Domande frequenti sull'Upiór

Perché l’Upiór ha due cuori?

La duplice natura di due cuori o anime spiega perché un’anima rimanga nel cadavere e lo animi come vampiro.

Upiór è lo stesso del vampiro?

Sì, sono linguisticamente affini in origine: la parola vampiro deriva dalla stessa radice slava di Upiór.

Come ci si libera di lui?

Attraverso la decapitazione, l’infissione di un paletto, l’incenerimento del cadavere, l’aglio e una sepoltura corretta.

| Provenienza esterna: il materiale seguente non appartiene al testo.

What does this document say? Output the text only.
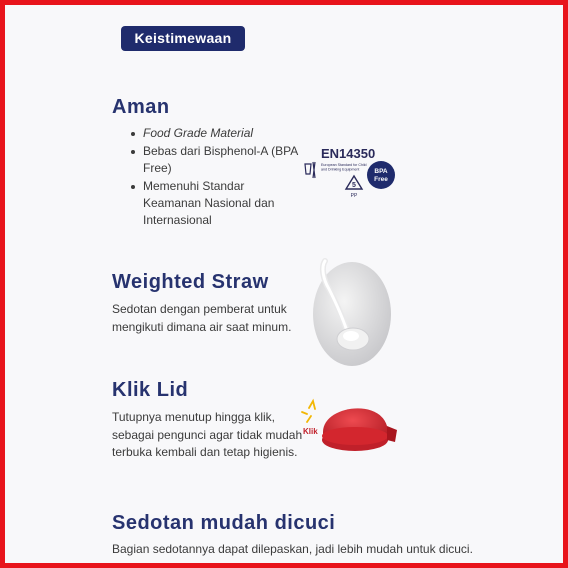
Keistimewaan
Aman
Food Grade Material
Bebas dari Bisphenol-A (BPA Free)
Memenuhi Standar Keamanan Nasional dan Internasional
EN14350
European Standard for Child
and Drinking Equipment
5
PP
BPA
Free
Weighted Straw

Sedotan dengan pemberat untuk mengikuti dimana air saat minum.

Klik Lid

Tutupnya menutup hingga klik, sebagai pengunci agar tidak mudah terbuka kembali dan tetap higienis.

Klik
Sedotan mudah dicuci

Bagian sedotannya dapat dilepaskan, jadi lebih mudah untuk dicuci.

Collegamenti di approfondimento

Link interni consigliati:

  • Slavo – tutti gli esseri della tradizione slava
  • Vukodlak – il lupo mannaro-vampiro sudslavo
  • Strigoi, Moroi – parenti rumeni
  • Nav – spirito dei morti dello slavo orientale
  • Aglio, Ferro, Sale – mezzi di protezione tradizionali

Letteratura (selezione)

Una selezione delle fonti e degli studi principali:
  • Perkowski, Jan L.: The Darkling. A Treatise on Slavic Vampirism. Columbus 1989.
  • Barber, Paul: Vampires, Burial, and Death. Folklore and Reality. New Haven 1988.
  • Summers, Montague: The Vampire in Europe. London 1929.
  • McClelland, Bruce A.: Slayers and Their Vampires. A Cultural History of Killing the Dead. Ann Arbor 2006.

Ulteriori opere di riferimento nella Bibliografia.

Come vampiro polacco, altrove scritto anche upier, l’Upiór è più di una figura regionale: il suo nome è contenuto nella parola vampiro stessa e lo rende la radice linguistica di tutta l’idea del vampiro.